In conclusion, it is best to keep commercial dry dog foods indoors and in temperate conditions and to seal bags to decrease the risk of their contamination with Tyrophagus SM. When performing restriction (elimination) and provocation trials for the diagnosis of food allergies in dogs (and likely cats), it seems preferable to choose newly-purchased bags—of both testing and original diets—to reduce the probability of their contamination with Tyrophagus putrescentiae. Indeed, the allergenic cross-reactivity between the Tyrophagus SM and the Dermatophagoides HDM is very high [6, 8], and such cross-reactivity could affect the clinical interpretation of dietary trials in atopic dogs sensitized to HDM [9]. Indeed, atopic dogs with high-levels of Dermatophagoides farinae HDM-specific IgE are likely to have signs flaring after eating a food contaminated with SM, thus leading to a false positive diagnosis of food allergy. In case of doubt about pet food contamination with SM, one should perform dietary challenges with home-cooked ingredients previously preserved indoors and in temperate conditions.

As it appears that the main mite naturally growing on commercial dry dog foods is Tyrophagus and this SM is the only one whose cross-reactivity with HDM was shown to be clinically-relevant, one should reconsider the validity and clinical relevance of performing IgE serological and intradermal testing with the other less common SM species.

Future research needs

Tyrophagus mites can trigger flares of allergy in laboratory beagles experimentally-sensitized with the Dermatophagoides HDM [9]. Whether or not such recurrence of signs also would occur in HDM-reactive dogs with spontaneously-arising AD needs to be confirmed.

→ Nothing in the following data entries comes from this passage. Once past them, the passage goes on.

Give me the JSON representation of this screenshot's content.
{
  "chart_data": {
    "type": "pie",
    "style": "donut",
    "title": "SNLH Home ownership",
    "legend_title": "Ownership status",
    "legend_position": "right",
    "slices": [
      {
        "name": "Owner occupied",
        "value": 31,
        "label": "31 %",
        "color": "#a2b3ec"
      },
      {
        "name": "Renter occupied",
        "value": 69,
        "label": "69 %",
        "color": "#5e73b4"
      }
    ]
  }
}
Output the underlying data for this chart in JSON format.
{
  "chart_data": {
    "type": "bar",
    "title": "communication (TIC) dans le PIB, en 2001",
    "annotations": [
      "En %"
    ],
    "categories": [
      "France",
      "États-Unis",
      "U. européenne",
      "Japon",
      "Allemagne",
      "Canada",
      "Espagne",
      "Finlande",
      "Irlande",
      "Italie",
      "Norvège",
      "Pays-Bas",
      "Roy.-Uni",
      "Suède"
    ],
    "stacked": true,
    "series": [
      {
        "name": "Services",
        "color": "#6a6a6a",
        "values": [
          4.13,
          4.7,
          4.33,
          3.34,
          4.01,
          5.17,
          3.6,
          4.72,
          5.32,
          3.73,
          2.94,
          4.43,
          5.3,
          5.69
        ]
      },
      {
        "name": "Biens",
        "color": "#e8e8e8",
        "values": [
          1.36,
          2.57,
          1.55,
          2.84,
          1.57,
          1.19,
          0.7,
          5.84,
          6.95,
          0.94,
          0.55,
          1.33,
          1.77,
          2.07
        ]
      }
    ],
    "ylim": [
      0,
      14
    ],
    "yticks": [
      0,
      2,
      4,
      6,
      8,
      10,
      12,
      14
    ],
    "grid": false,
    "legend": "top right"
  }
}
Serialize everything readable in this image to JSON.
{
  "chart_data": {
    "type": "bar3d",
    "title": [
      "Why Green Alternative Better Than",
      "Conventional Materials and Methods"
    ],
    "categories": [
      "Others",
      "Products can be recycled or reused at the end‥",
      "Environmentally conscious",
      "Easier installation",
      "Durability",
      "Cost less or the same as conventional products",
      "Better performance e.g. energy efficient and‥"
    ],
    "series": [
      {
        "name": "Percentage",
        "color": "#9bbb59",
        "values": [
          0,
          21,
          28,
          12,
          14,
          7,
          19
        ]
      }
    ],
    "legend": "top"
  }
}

If such AD flare were to occur, it would be worthwhile to determine the range of SM density that would result in a worsening of signs in dogs with variable levels of HDM- and SM-specific IgE.

Whenever the humidity and temperature are high and the storage of pet foods cannot be controlled effectively, the use of mite traps [21] or the supplementation of pet foods with insect growth regulators/acaricides would be worth of further studies to limit the contamination of these diets with SM. Indeed, S-methoprene and spinosad have been shown to inhibit—albeit slowly—the growth of Tyrophagus putrescentiae, and dogs can ingest these two chemicals with no apparent toxicity [22].